Private telecom operators understated a total of Rs 61,064.56 crore in adjusted gross revenue (AGR) during the financial years starting 2010-11 to 2014-15, according to report on underreporting of revenues by the telecom sector released by the Comptroller and Auditor General of India this week.
The CAG audited six telecom companies — Bharti Airtel, Vodafone, Aircel, Idea, Reliance Communication and Sistema Shyam Teleservices Ltd (SSTL), and said that with the exception of SSTL the other five operators had shown a short payment of revenue to the exchequer to the tune of Rs 7,697.62 crore.
According to the report, the netting of revenue from infrastructure sharing and non-inclusion of forex gains, interest income and sale of investment also led to understating of revenue.
The interest due on the short paid revenue share, for the period up to March 2016 was Rs 4,531.62 crore, the CAG report accessed by International Business Times said.
The audited companies had understated their license fee (LF) and weighted spectrum usage charge (SUC), which was fixed last year at a minimum of 3 percent of revenues.
The report said the understatement was due to "netting off of revenue" on promotional schemes such as free talk time and discounts paid to postpaid subscribers on roaming services, besides accounting adjustments for commission or discount paid to distributors and agents.
As part of the accounting readjustments, these promotional offers were illegally deducted from the prepaid revenue services, the CAG report said.
Revenue share collected by Department of Telecom (2010-11 to 2014-15):
When freebies went off the books
During the period falling between 2010-11 and 2014-15, the report said that free air-time and other promotional offers worth Rs 2,385.35 crore given to customers was not recognised in the gross revenues or AGR.
"Since offers to customers like free airtime is part of overall commercial strategy to enhance business, the costs of such offers/discounts/rebate were in the nature of expenses. Further as per licence agreement service revenue should be shown gross without any setoff," the CAG report noted.
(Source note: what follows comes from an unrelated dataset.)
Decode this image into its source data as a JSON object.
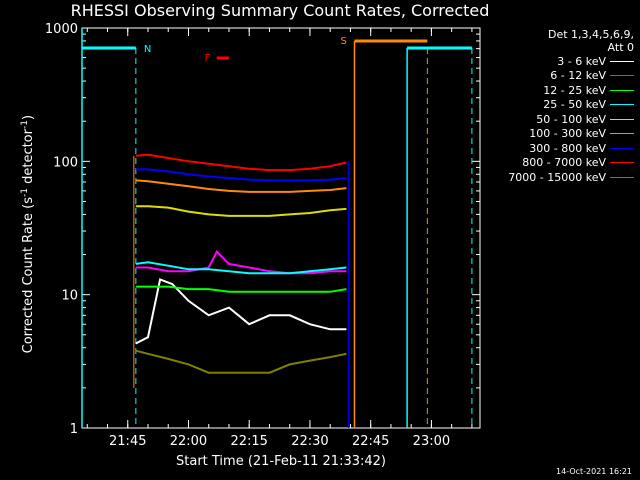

CAG had raised under-reporting of revenues across various heads with the managements of the telecom companies and said that their replies were not acceptable since these freebies were being issued to customers as part of the overall commercial strategy of these companies to enhance business. "...therefore, they were in the nature of expenses and setoff for related items of expenses were not allowed as per the licence agreement," CAG said.
It also noted that details of the promotional offers were not turned over to it by the companies concerned. Noting that airtime is not a free commodity, the CAG said that telecom companies were foregoing revenues on promotional offers and other freebies instead of booking them as expenses. This was a clear avoidance of license fee and spectrum usage charges, the CAG said.
Short payments on LF and SUC fees to the government between the fiscal years 2011 and 2015 amounted to Rs 195.17 crore and Rs 133.33 crore respectively.
Under the New Telecom Policy (NPT) of 1999, which came into effect from April 1999, the revenue sharing regime was introduced in the Indian telecom sector. Under the NPT's revenue sharing system, telecom service providers are required to pay a percentage of their Adjusted Gross Revenue (AGR) as annual licence fee to the government.